HHS To Issue Definition of ‘Unreasonable’ Health Care Premium Increases
Insurance industry officials and state regulators are anticipating guidance soon from HHS Secretary Kathleen Sebelius on how the agency will define "unreasonable" premium increase requests under a provision in the federal health reform law that gives states more power to review rate hikes, CQ HealthBeat reports (Norman, CQ HealthBeat, 12/10).
Details of Regulatory Powers
In August, HHS announced grants totaling $46 million for 45 states and Washington, D.C., to help improve and expand their ability to enforce new health insurance industry regulations included in the overhaul.
The $1 million grants are the first phase in a five-year, $250 million initiative under the overhaul to help states implement the new regulations, as well as consumer safeguards that would enable states to require pre-approval of proposed premium rates hikes (California Healthline, 8/17).
The health reform law provision requires insurers that call for unreasonable rate increases to provide detailed explanations and financial information to state and federal governments and consumers. The information also must be posted to the insurer's website.
HHS Considers Options
HHS is considering what information to include. According to CQ HealthBeat, the requirements could include information that insurers previously have not been required to share with the public.
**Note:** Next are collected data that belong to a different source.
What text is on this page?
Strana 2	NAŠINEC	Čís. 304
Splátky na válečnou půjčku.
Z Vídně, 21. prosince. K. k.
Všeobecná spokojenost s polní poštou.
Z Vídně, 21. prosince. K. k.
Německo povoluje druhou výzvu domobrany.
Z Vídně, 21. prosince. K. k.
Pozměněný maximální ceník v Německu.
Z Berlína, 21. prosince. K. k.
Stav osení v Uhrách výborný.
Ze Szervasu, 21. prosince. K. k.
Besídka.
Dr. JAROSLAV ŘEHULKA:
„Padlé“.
Health insurers are eagerly anticipating the new rules, as are state regulators. Each state could be affected differently because state laws vary on how much regulators control premium increases, ranging from no control to prior approval of any proposed hikes.
Groups Weigh In on Regulation
Groups on both sides of the issue have expressed their opinions on what HHS should do, CQ HealthBeat reports.
Karen Ignagni, CEO of America's Health Insurance Plans, said HHS should consider the underlying factors that raise health care costs and premiums, such as hospital costs.
Meanwhile, consumer groups are asking Sebelius to set the bar low for what is considered unreasonable. They argue that unreasonable should be classified as any increases that are greater than 10%, higher than the annual increases in the medical Consumer Price Index or if the insurer was forced to issue rebates under medical-loss ratio rules (CQ HealthBeat, 12/10).